The problem is, is how the data were handled. And in a report out on Sky News, which is really worth the read, 'Coronavirus, the inside story of how UK’s chaotic testing regimen broke all the rules'.
It's a fascinating read. It shows that things were just made up on bits of paper to give something for ministers to say at these dreadful 5 o'clock briefings, that if you could bear to watch, if you’d got nothing better to do, were just awful.
So, I think you know, both the pillar 1 and pillar 2 have shown that now we're right down. We're less than 600 cases consistently. And hopefully we'll drop to 200 or 300 cases and it'll gradually disappear as August goes through.
TEST AND TRACE
The real problem though, is the test and trace programme. You know, it's just not working. And despite the 'world class' scenario with or without the app tested on the Isle of Wight, shown to be completely useless, the whole system is just not working.
And the reason probably it's not working is that there's no trust in it. If I get phoned up by a contact tracer to say that yesterday I was in a bar and I had a drink, and someone within a metre of me has been tested as positive, and I should go and isolate for 14 days - would I do that?
Who was it? Who will give me the name? Let me make the assessment how close I was, because just because I was in the same room as someone doesn't mean I'm likely to be infected by them.
So it's a very difficult area for measurement and for making it sensible.
A MANAGER WITHOUT RELEVANT EXPERIENCE
The good Baroness Dido Harding, Oxford and Harvard educated business lady, former chief executive of TalkTalk, the phone company, she was given the job. I didn't see it advertised in the BMJ.
What one wonders is, why is someone like that able to run a very ambitious programme with no previous experience of infection control or managing expectations?
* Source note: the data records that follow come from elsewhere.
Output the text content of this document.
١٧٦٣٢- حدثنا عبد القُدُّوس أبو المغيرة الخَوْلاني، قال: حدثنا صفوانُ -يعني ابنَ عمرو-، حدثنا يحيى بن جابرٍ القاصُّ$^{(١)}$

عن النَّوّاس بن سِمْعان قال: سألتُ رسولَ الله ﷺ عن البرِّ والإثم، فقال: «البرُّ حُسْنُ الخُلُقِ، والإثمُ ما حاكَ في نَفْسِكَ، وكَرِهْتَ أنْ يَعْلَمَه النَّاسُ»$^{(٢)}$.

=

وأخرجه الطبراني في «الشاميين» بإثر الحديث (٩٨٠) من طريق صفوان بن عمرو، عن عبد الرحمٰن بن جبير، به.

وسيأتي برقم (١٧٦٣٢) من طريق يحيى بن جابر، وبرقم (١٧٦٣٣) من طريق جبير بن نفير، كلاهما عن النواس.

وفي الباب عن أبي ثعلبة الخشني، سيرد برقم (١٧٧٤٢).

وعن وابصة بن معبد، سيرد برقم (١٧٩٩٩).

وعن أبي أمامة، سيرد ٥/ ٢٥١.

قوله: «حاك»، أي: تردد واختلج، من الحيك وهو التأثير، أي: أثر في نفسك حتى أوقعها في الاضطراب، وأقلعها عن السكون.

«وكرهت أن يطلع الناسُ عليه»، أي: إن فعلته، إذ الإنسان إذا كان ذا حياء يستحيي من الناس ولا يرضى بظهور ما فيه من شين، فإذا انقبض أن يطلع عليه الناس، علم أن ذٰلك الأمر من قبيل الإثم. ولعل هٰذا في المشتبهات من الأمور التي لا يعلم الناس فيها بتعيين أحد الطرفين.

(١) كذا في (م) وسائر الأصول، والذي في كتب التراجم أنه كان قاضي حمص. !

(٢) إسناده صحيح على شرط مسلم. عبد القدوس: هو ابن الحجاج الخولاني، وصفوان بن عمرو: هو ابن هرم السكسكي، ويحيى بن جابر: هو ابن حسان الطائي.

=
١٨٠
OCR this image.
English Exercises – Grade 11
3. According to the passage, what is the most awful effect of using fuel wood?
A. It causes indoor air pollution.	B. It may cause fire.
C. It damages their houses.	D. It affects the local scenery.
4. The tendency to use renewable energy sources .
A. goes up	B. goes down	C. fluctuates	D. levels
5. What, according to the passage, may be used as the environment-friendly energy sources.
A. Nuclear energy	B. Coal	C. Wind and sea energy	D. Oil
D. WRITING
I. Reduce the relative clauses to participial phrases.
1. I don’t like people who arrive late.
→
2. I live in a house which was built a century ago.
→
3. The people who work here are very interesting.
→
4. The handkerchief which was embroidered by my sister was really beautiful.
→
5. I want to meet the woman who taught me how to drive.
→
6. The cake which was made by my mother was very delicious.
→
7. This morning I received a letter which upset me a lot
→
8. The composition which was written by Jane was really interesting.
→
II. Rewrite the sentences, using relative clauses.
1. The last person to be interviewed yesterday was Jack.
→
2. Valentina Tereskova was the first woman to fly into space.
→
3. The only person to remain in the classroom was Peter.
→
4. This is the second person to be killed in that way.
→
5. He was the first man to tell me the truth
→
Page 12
Surely there should be someone in Public Health England that could run that sort of programme very effectively.
So, as we come out of this what we're going to see are little blips, Leicester [back in lockdown], a Herefordshire Farm, these sort of things will come.
It's really important that we have transparency in the data. At the moment it's all kept hidden. The council in Hereford made a noise about it wasn't given the data, Leicester council gave the same feeling, they weren't given the NHS Public Health England data or the commercial testing data.
Complete transparency, with anonymity, of course, for the individuals involved, is absolutely vital if we're going to get this to work.
Other countries have done so much better. If we look at Singapore, Seoul in Korea, these are models of how to do it.
In Seoul, a guy goes into the nightclub district on a Saturday night heavily infected, and 700 people get infected. That was 2 months ago nearly. All sorted within 3 or 4 weeks, all gone. Everybody isolated, tested and moving on. Not a single case in that district anymore after quite a sizable outbreak because the chap went to serial bars and danced through the night singing and yelling and had a few drinks too many I suspect.
GETTING OUR ACT TOGETHER
We've got to get our act together much better here. It's back to where I started. In oncology, we measure everything and we do it very well. And that's the secret of success in cancer medicine.
In this, the secret of success is measuring an infection rate, we need to do that. Otherwise, it could be that the doomsayers of more second waves, third waves, that more incidence and deaths, could be correct. Let's not have that. Let's measure correctly now and do it properly.
Karol Sikora. Thank you for listening.